Persahabatan (maitri) yang dilandasi kesimbangan laku lahir dan laku batin (prawrthi/nirwrthi, parawidya/aparawidya) menumbuhkan rasa gembira, bahagia yang tidak terbatas, seperti kasih sayang seorang ibu yang sangat senang melihat anak anaknya sehat dan bertumbuh. Rasa kasih sayang kepada seluruh ciptaanNya mencerminkan kesadaran akan kehadiran Tuhan dalam kehidupan. Berbeda dengan Cinta level 1 (kama) dan level 2 (Shringara), masih didominasi oleh hal hal yang bersifat badani atau kepuasan material (hedonis-materialistis).
CIRI CIRI MAITRI:
Kelemahlembutan, bijaksana, membangun persahabtan sebagai laku seseorang akan nampak dalam setiap perilakunya dalam kehidupan bermasyakat, yang menjadi perhatian setiap orang. Ciri ciri sikap maitri, yaitu:
1. Bersikap lemah lembut;
2. Sopan, jujur dan bersahaya;
3. Suka berteman atau bersahabat dengan sesama dan alam semesta;
4. Senang mencari teman bergaul;
5. Bisa menempatkan diri;
6. Menunjukkan sikap ramah-tamah;
7. Perilakunya bijaksana dan menarik hati;
8. Tindakannya menyenangkan orang lain secara pribadi; dan
9. Ringan tangan dan suka membantu.
RENUNGAN
Seorang anak atau siapa saja dengan sikap dan prilaku matri yang telah menjadi dasar prilakunya tidak akan menjadi sumber masalah. Karena sikapnya yang tidak akan menyakiti perasaan seseorang yang bergaul dengannya. Kasih sayang yang tulus bukan saja kepada sesama tetapi juga pada alam semesta. Orang orang yang telah memiliki sikap maitri tentu saja sangat paham tentang Panca Sradha, Trikaya Parisudha, Tri Hita Karana, rintangan hidup (sapta timira, sad atatyi), dan lainnya yang menyenangkan lingkungannya. Orang orang yang telah menunjukkan sikap maitri menjadi roll model dan teladan dalam pergaulan sosial dan kemasyarakatan. Ia telah menyadari sifat kemuliaan Tuhan yang berstana di dalam dirinya.
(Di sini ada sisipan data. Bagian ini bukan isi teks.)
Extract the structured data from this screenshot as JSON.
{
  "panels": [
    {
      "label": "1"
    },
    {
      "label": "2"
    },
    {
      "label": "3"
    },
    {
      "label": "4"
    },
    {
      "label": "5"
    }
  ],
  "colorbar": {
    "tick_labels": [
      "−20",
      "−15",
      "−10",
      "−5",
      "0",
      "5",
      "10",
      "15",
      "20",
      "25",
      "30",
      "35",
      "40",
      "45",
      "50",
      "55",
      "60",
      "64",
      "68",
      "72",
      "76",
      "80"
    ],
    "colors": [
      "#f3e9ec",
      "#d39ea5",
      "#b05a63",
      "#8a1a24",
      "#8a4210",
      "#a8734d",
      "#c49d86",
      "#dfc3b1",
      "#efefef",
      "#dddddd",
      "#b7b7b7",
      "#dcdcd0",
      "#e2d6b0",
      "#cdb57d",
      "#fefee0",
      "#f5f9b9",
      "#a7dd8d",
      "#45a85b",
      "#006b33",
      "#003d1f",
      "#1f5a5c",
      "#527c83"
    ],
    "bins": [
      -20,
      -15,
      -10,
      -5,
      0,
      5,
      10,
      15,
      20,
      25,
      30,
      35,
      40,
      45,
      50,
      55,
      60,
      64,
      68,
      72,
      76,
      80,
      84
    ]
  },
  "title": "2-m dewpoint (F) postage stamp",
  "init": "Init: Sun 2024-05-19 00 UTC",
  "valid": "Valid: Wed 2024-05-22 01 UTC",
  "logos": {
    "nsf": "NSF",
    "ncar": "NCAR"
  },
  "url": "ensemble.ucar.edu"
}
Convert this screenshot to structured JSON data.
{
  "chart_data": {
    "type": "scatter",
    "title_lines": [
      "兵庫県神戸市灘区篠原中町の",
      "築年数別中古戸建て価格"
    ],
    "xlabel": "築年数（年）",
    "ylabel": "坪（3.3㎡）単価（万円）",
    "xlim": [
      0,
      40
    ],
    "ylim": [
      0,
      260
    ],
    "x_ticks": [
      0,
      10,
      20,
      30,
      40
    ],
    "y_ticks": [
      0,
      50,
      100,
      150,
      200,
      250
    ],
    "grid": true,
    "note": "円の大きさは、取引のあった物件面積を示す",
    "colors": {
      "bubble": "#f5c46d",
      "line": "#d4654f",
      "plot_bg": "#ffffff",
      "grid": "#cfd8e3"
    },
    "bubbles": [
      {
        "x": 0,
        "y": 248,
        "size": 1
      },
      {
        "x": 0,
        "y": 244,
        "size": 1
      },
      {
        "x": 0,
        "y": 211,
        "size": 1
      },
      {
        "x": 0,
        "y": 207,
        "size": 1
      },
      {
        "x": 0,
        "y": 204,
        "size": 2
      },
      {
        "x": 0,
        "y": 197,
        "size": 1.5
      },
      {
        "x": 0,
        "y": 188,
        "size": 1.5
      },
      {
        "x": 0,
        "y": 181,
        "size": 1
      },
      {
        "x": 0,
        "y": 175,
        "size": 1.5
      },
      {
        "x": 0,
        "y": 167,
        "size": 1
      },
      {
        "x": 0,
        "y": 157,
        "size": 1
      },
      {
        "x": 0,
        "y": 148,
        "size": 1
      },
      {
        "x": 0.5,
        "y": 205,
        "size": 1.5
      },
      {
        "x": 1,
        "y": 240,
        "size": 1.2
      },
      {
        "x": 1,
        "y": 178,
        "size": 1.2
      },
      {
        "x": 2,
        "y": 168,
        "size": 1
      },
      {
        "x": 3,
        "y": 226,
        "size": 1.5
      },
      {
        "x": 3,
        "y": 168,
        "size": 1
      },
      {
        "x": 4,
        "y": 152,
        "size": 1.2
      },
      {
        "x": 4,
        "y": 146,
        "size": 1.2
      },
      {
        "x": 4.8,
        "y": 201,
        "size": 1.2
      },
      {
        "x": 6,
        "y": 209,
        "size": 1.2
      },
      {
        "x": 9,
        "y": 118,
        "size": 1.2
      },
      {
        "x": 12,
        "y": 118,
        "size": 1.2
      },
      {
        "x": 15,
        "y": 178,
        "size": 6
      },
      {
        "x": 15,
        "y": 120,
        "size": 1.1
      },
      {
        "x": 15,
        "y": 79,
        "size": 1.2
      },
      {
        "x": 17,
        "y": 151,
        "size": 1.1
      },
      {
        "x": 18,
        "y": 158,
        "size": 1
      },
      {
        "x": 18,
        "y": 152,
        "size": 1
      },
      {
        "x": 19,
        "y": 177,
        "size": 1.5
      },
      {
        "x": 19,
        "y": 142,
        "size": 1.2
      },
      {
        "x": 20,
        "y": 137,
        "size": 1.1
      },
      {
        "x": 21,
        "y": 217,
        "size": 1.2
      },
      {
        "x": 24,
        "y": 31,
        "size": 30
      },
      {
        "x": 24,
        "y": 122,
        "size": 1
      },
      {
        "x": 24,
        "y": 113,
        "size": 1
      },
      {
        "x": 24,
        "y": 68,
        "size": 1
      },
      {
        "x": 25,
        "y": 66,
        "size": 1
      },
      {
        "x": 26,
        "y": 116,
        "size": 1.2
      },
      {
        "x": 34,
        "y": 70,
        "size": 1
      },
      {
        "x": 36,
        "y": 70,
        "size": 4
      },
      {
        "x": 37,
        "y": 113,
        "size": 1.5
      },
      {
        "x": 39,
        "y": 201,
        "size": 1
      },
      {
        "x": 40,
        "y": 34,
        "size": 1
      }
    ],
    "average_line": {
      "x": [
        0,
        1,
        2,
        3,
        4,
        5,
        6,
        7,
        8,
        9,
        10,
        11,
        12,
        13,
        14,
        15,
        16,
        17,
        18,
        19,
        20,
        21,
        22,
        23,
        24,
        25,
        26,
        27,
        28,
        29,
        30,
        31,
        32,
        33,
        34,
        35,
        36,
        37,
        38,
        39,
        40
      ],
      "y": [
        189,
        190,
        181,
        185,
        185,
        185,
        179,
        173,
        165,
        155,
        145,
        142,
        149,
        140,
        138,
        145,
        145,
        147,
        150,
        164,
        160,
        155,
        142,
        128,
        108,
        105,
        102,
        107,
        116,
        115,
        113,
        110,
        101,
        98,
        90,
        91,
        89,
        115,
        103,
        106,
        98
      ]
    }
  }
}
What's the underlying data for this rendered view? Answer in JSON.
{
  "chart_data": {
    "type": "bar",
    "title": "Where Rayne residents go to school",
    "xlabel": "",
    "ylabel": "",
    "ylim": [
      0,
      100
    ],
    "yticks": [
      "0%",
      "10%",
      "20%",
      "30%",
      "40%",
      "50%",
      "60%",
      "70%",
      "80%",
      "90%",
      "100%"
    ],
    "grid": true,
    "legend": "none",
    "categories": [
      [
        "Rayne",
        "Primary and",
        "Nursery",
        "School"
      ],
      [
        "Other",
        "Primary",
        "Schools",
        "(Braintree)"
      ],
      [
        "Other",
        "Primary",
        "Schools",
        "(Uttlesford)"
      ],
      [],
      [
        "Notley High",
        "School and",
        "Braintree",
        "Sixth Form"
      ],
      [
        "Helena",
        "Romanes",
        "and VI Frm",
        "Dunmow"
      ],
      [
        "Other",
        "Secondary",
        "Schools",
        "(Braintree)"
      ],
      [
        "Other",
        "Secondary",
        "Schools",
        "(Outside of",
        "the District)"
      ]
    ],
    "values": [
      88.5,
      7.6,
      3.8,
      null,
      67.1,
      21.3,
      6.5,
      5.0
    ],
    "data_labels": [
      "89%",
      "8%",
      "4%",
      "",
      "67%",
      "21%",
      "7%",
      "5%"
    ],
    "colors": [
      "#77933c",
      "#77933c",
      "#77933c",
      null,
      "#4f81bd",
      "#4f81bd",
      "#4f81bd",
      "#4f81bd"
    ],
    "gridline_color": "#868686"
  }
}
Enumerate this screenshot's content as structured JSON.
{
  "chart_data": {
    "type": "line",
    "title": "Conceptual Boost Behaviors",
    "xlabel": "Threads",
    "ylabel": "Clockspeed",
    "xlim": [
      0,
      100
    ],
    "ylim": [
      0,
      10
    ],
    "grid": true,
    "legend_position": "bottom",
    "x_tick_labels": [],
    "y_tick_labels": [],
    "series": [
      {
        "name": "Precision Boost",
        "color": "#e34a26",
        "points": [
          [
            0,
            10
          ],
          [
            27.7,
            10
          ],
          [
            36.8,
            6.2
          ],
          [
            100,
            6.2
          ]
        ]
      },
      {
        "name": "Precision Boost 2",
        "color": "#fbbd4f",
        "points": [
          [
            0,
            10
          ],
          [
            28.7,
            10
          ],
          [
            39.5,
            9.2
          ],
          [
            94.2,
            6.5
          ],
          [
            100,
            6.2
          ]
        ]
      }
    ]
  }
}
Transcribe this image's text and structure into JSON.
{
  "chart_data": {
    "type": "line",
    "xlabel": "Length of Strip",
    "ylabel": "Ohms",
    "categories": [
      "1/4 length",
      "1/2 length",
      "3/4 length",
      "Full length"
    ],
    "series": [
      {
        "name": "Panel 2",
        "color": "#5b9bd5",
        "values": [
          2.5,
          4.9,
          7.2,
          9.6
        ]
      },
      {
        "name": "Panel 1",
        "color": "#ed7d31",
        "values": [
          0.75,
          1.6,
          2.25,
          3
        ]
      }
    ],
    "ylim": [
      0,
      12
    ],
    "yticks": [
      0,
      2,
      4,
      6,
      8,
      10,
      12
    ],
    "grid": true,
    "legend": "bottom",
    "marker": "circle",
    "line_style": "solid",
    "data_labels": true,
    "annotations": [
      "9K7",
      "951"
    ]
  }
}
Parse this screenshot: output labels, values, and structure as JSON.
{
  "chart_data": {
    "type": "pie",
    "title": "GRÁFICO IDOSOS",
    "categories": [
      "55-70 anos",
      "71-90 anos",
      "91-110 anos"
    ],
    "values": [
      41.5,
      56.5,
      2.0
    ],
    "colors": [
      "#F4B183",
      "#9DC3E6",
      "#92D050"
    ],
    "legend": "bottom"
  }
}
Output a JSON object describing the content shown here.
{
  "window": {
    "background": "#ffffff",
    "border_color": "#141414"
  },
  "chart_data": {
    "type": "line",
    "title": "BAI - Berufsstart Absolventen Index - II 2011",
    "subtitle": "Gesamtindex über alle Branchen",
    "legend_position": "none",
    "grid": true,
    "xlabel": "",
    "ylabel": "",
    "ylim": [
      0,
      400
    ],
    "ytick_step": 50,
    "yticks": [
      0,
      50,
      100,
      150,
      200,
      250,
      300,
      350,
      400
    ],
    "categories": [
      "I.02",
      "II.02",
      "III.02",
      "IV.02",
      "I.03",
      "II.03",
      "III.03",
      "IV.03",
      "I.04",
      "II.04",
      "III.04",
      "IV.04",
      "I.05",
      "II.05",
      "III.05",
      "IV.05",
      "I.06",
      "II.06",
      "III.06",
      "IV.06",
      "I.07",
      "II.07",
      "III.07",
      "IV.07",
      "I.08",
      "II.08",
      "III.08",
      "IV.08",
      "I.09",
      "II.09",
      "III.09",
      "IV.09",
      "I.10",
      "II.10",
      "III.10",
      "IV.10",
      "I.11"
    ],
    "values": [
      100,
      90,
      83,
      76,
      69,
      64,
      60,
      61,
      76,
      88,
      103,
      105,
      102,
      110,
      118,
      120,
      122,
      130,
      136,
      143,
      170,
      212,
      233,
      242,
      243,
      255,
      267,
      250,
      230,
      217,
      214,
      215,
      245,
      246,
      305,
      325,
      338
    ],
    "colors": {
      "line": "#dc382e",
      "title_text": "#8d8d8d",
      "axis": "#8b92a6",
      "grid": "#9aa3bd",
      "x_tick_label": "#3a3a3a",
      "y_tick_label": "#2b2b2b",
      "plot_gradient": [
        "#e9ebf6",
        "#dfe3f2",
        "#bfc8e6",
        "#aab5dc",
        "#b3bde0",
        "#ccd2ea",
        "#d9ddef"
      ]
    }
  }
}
Berbahagilah orang tua yang memiliki putra putri yang mampu menunjukkan sikap dan prilaku maitri dalam hidupnya. Masyarakt akan menjadi damai dan sejahtera dalam kegembiraan sepanjang masa. Setiap orang, dengan demikian, harus berupaya secara pribadi menerapkan maitri dalam hidupnya.
Setiap orang harus bertanggungjawab dan mendorong orang lain untuk meneladani sikap maitri. Sepertinya, bila setiap orang mamahami ini dan melaksanakannya, konversi tidak akan dikenal dalam pergaulan kehidupan masyarakat Hindu. Rahayu (*).